If you only want the shortest path, run [the one-command runner](./run.sh). If you want the
actual source and scripts, keep these files open while you work:

- [The Driver API loader](./loader.cpp)
- [The host attribute reader](./query_attrs.cpp)
- [The baseline arithmetic kernel](./kernel_baseline.cu)
- [The minimal alloc probe](./kernel_alloc_only.cu)
- [The exploratory tensor-path probe](./kernel_sm100a.cu)
- [The ELF arch-field patch helper](./patch_elf.py)
- [The reserved-SMEM symbol patch helper](./patch_symbols.py)
- [The capability-record strip helper](./patch_nvinfo.py)

## 1. Build the source artifacts

```bash
make all
```

That produces:

- `kernel_baseline_100a.cubin`
- `kernel_baseline_patched.cubin`
- `alloc_100a.cubin`
- `alloc_patched.cubin`
- `kernel_sm100a.cubin`
- `kernel_sm100a_patched.cubin`
- `loader`
- `query_attrs`

## 2. Inspect what the driver reports

```bash
./query_attrs
```

This is the clean baseline for the host before any deeper patch story.

The readback source is [the host attribute reader](./query_attrs.cpp).

## 3. Run the narrow positive proof

```bash
make run-baseline
```

This should show:

- `cuModuleLoadDataEx == CUDA_SUCCESS`
- `cuLaunchKernel == CUDA_SUCCESS`
- `cuCtxSynchronize == CUDA_SUCCESS`
- output values `1, 3, 5, ... 15`

Interpretation:

- GB10 accepted and executed a baseline cubin that was originally compiled for
  `sm_100a`;
- this proves a loader/runtime fact, not full datacenter-path parity.

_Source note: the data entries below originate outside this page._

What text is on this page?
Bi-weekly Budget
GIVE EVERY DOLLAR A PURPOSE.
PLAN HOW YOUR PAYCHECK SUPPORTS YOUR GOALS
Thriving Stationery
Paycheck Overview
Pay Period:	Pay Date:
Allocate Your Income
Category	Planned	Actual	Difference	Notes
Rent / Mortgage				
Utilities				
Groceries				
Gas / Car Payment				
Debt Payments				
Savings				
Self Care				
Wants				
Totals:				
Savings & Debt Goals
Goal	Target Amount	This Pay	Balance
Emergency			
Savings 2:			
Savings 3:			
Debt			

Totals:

The three files behind this step are:

- [The baseline arithmetic kernel](./kernel_baseline.cu)
- [The ELF arch-field patch helper](./patch_elf.py)
- [The Driver API loader](./loader.cpp)

## 4. Walk the minimal `tcgen05.alloc` lane

```bash
make build-alloc
./loader alloc_patched.cubin k_tcgen05_alloc 128 || true
./patch_symbols.py alloc_patched.cubin alloc_patched.cubin \
  .nv.reservedSmem.offset0 .nv.reservedSmem.cap
./loader alloc_patched.cubin k_tcgen05_alloc 128 || true
./patch_nvinfo.py alloc_patched.cubin alloc_patched_info.cubin k_tcgen05_alloc
./loader alloc_patched_info.cubin k_tcgen05_alloc 128 || true
```

Expected shape of the walk:

1. before symbol patching: `CUDA_ERROR_NOT_FOUND`
2. after symbol patching: `CUDA_ERROR_INVALID_IMAGE`
3. after `.nv.info` stripping: still `CUDA_ERROR_INVALID_IMAGE`

Interpretation:

- the early gates are software and metadata driven;
- the public lane still stops before a clean `tcgen05` completion receipt.

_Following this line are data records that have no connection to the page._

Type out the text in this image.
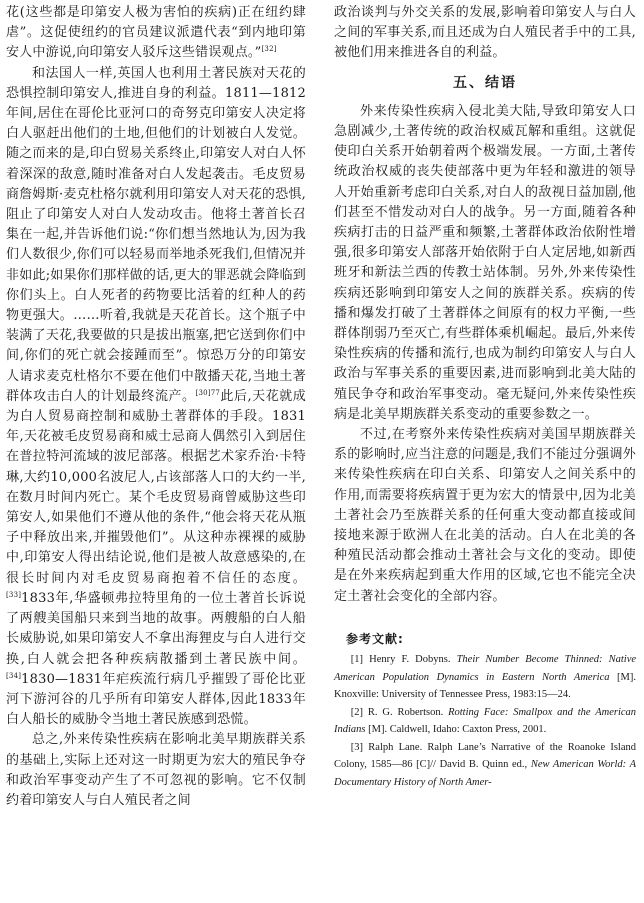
花(这些都是印第安人极为害怕的疾病)正在纽约肆虐”。这促使纽约的官员建议派遣代表“到内地印第安人中游说,向印第安人驳斥这些错误观点。”[32]

和法国人一样,英国人也利用土著民族对天花的恐惧控制印第安人,推进自身的利益。1811—1812年间,居住在哥伦比亚河口的奇努克印第安人决定将白人驱赶出他们的土地,但他们的计划被白人发觉。随之而来的是,印白贸易关系终止,印第安人对白人怀着深深的敌意,随时准备对白人发起袭击。毛皮贸易商詹姆斯·麦克杜格尔就利用印第安人对天花的恐惧,阻止了印第安人对白人发动攻击。他将土著首长召集在一起,并告诉他们说:“你们想当然地认为,因为我们人数很少,你们可以轻易而举地杀死我们,但情况并非如此;如果你们那样做的话,更大的罪恶就会降临到你们头上。白人死者的药物要比活着的红种人的药物更强大。……听着,我就是天花首长。这个瓶子中装满了天花,我要做的只是拔出瓶塞,把它送到你们中间,你们的死亡就会接踵而至”。惊恐万分的印第安人请求麦克杜格尔不要在他们中散播天花,当地土著群体攻击白人的计划最终流产。$^{[30]77}$此后,天花就成为白人贸易商控制和威胁土著群体的手段。1831年,天花被毛皮贸易商和威士忌商人偶然引入到居住在普拉特河流域的波尼部落。根据艺术家乔治·卡特琳,大约10,000名波尼人,占该部落人口的大约一半,在数月时间内死亡。某个毛皮贸易商曾威胁这些印第安人,如果他们不遵从他的条件,“他会将天花从瓶子中释放出来,并摧毁他们”。从这种赤裸裸的威胁中,印第安人得出结论说,他们是被人故意感染的,在很长时间内对毛皮贸易商抱着不信任的态度。[33]1833年,华盛顿弗拉特里角的一位土著首长诉说了两艘美国船只来到当地的故事。两艘船的白人船长威胁说,如果印第安人不拿出海狸皮与白人进行交换,白人就会把各种疾病散播到土著民族中间。[34]1830—1831年疟疾流行病几乎摧毁了哥伦比亚河下游河谷的几乎所有印第安人群体,因此1833年白人船长的威胁令当地土著民族感到恐慌。

总之,外来传染性疾病在影响北美早期族群关系的基础上,实际上还对这一时期更为宏大的殖民争夺和政治军事变动产生了不可忽视的影响。它不仅制约着印第安人与白人殖民者之间

政治谈判与外交关系的发展,影响着印第安人与白人之间的军事关系,而且还成为白人殖民者手中的工具,被他们用来推进各自的利益。

五、结语

外来传染性疾病入侵北美大陆,导致印第安人口急剧减少,土著传统的政治权威瓦解和重组。这就促使印白关系开始朝着两个极端发展。一方面,土著传统政治权威的丧失使部落中更为年轻和激进的领导人开始重新考虑印白关系,对白人的敌视日益加剧,他们甚至不惜发动对白人的战争。另一方面,随着各种疾病打击的日益严重和频繁,土著群体政治依附性增强,很多印第安人部落开始依附于白人定居地,如新西班牙和新法兰西的传教士站体制。另外,外来传染性疾病还影响到印第安人之间的族群关系。疾病的传播和爆发打破了土著群体之间原有的权力平衡,一些群体削弱乃至灭亡,有些群体乘机崛起。最后,外来传染性疾病的传播和流行,也成为制约印第安人与白人政治与军事关系的重要因素,进而影响到北美大陆的殖民争夺和政治军事变动。毫无疑问,外来传染性疾病是北美早期族群关系变动的重要参数之一。

不过,在考察外来传染性疾病对美国早期族群关系的影响时,应当注意的问题是,我们不能过分强调外来传染性疾病在印白关系、印第安人之间关系中的作用,而需要将疾病置于更为宏大的情景中,因为北美土著社会乃至族群关系的任何重大变动都直接或间接地来源于欧洲人在北美的活动。白人在北美的各种殖民活动都会推动土著社会与文化的变动。即使是在外来疾病起到重大作用的区域,它也不能完全决定土著社会变化的全部内容。

参考文献:
[1] Henry F. Dobyns. Their Number Become Thinned: Native American Population Dynamics in Eastern North America [M]. Knoxville: University of Tennessee Press, 1983:15—24.
[2] R. G. Robertson. Rotting Face: Smallpox and the American Indians [M]. Caldwell, Idaho: Caxton Press, 2001.
[3] Ralph Lane. Ralph Lane’s Narrative of the Roanoke Island Colony, 1585—86 [C]// David B. Quinn ed., New American World: A Documentary History of North Amer-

The exact artifacts for this step are:

- [The minimal alloc probe](./kernel_alloc_only.cu)
- [The reserved-SMEM symbol patch helper](./patch_symbols.py)
- [The capability-record strip helper](./patch_nvinfo.py)
- [The Driver API loader](./loader.cpp)

## 5. Optional fuller probes

```bash
make run-full-alloc || true
make run-full-mma || true
make run-full-tma || true
```

These targets are included because the articles discuss them, not because they
already establish public proof.

The fuller exploratory source is [the tensor-path probe](./kernel_sm100a.cu).

## 6. If you want the deeper driver patch lane

Read [the copied-driver lane overview](./driver_patch_lane/README.md) and then
[the copied-driver patch helper](./driver_patch_lane/patch_libcuda.py).

That lane is user-space `libcuda` research and should be treated separately
from the public-safe baseline and gate-walk claims.

## 7. Recommended writeup discipline

Before publishing or summarizing the results, re-read
[the public wording guardrail](./public_claims.md). The point of this bundle is not only
to make the steps repeatable, but also to keep the wording tied to the exact
stage of proof you actually reached.